Pierre Etaix goes purely conceptual, abandoning the plotline threading through his previous feature-length pantomimes and presenting a collection of short pieces arranged around a theme.
The first, Insomnie, is shot in full colour and shows Etaix unable to sleep and keeping himself awake longer by reading a vampire novel. The fantasies he goes into and the punch-line ending make this the least witty of the bunch, but as his first experiment in colour it succeeds aesthetically.
In the second, Le Cinematographe, Etaix arrives late to the movies and has a wickedly funny time trying to get a good seat, beset by selfish lovers, inconveniently placed posts and easy to lose snacks.

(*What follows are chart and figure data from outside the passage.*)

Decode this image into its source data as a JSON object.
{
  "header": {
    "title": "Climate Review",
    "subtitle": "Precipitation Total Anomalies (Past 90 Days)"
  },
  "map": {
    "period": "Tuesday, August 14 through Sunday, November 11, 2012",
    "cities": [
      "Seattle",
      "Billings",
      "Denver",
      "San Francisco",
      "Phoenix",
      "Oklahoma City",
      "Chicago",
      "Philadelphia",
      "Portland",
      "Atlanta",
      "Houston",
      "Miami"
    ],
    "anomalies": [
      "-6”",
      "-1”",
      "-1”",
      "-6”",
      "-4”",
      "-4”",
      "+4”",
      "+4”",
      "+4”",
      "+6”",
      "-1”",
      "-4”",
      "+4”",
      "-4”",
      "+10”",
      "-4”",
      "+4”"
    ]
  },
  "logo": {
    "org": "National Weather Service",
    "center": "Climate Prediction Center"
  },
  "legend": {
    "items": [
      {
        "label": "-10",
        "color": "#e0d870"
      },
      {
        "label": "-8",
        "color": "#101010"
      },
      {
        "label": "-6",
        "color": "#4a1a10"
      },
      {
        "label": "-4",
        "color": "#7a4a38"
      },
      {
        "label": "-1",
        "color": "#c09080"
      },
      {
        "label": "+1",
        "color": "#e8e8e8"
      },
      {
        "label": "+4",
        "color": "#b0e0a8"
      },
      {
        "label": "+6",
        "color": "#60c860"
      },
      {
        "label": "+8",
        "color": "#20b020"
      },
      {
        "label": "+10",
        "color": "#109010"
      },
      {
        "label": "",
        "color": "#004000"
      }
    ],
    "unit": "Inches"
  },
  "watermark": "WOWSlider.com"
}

The latter part of the skit goes into lampooning contemporary advertising and isn’t as funny as the first half, but it’s definitely an amusing segment.
The third, Tant qu’on a la santé, is the best of the bunch, a take down of modern day life whose perpetual noise of machines and crowds of people wear down the average citizen enough to keep psychiatrists in business…but who is looking after the psychiatrists?
From the delights of urban blight we go to the bucolic countryside for part four, Nous n’irons plus aux bois, in which a city couple who have come to the woods for a romantic picnic become the bane of existence for a farmer trying to erect a fence, and a game hunter trying to score an animal.
As always with Etaix, the skits are droll, wise, pointed but never cruel, pulled off with an effortless sense of continuity.